1 https://www.insidehighered.com/news/2021/06/04/hannah-jones-tenure-case-costs-unc-chapel-hill-noted-chemistry-faculty-candidate.
2 https://www.npr.org/2021/06/23/1009592838/top-general-defends-studying-critical-race-theory-in-the-military.
3 https://www.npr.org/2020/01/13/795892582/wilmington-s-lie-author-traces-the-rise-of-white-supremacy-in-a-southern-city.
4 https://www.washingtonpost.com/education/2021/06/14/professor-why-i-teach-controversial-1619-project/.
Photo credit: John D. and Catherine T. MacArthur Foundation
Michael Childs says
Not a comment, a question.

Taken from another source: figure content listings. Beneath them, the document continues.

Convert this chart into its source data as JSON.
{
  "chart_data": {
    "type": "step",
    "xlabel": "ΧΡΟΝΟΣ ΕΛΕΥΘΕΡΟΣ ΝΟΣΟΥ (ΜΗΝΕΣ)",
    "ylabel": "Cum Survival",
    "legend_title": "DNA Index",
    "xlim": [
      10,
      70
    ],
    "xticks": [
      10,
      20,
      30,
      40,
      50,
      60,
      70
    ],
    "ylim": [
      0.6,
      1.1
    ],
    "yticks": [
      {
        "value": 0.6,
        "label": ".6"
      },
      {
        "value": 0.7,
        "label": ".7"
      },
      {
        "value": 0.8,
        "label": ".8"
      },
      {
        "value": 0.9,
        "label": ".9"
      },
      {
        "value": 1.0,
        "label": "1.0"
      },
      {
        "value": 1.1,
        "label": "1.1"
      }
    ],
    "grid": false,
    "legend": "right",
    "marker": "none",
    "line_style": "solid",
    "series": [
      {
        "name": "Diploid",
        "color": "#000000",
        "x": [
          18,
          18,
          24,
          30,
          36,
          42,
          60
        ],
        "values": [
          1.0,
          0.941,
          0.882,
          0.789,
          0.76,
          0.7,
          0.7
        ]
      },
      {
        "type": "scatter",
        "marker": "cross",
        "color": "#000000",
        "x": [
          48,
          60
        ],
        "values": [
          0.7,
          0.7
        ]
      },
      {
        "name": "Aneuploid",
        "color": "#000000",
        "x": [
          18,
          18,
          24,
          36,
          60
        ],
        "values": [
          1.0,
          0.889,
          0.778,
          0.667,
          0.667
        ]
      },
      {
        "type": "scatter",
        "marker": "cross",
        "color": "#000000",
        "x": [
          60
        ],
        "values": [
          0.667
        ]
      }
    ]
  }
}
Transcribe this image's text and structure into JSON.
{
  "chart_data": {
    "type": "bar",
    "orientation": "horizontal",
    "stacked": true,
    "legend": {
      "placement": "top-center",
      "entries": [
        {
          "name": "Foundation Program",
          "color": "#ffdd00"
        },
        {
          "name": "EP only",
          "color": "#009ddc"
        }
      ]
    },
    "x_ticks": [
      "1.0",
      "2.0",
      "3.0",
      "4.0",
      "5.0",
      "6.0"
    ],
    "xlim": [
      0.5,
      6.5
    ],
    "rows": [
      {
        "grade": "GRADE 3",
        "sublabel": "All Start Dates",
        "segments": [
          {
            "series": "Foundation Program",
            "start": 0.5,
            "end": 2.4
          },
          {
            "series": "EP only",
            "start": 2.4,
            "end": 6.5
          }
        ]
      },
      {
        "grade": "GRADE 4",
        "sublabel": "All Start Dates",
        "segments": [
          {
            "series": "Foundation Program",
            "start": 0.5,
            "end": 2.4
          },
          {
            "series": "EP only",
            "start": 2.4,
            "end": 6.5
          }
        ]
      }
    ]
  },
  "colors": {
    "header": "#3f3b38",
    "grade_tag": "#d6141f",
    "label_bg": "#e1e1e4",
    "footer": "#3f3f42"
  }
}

Who is the author of “What Are We Afraid Of?”
Jay Currin says
In order to receive a high grade from any course at UNC-CH must a student agree with the premise of the faculty member presenting that course?
Pegge Laine says
As an alumni I am fully support this decision to grant her tenure….this project offers a viewpoint few of us have experienced. We may be uncomfortable with the truth but we need not be afraid. It provides an opportunity for us to grow in our understanding of the realities our country was built upon…and gives us an opportunity to grow into the constitution…all men are created equal.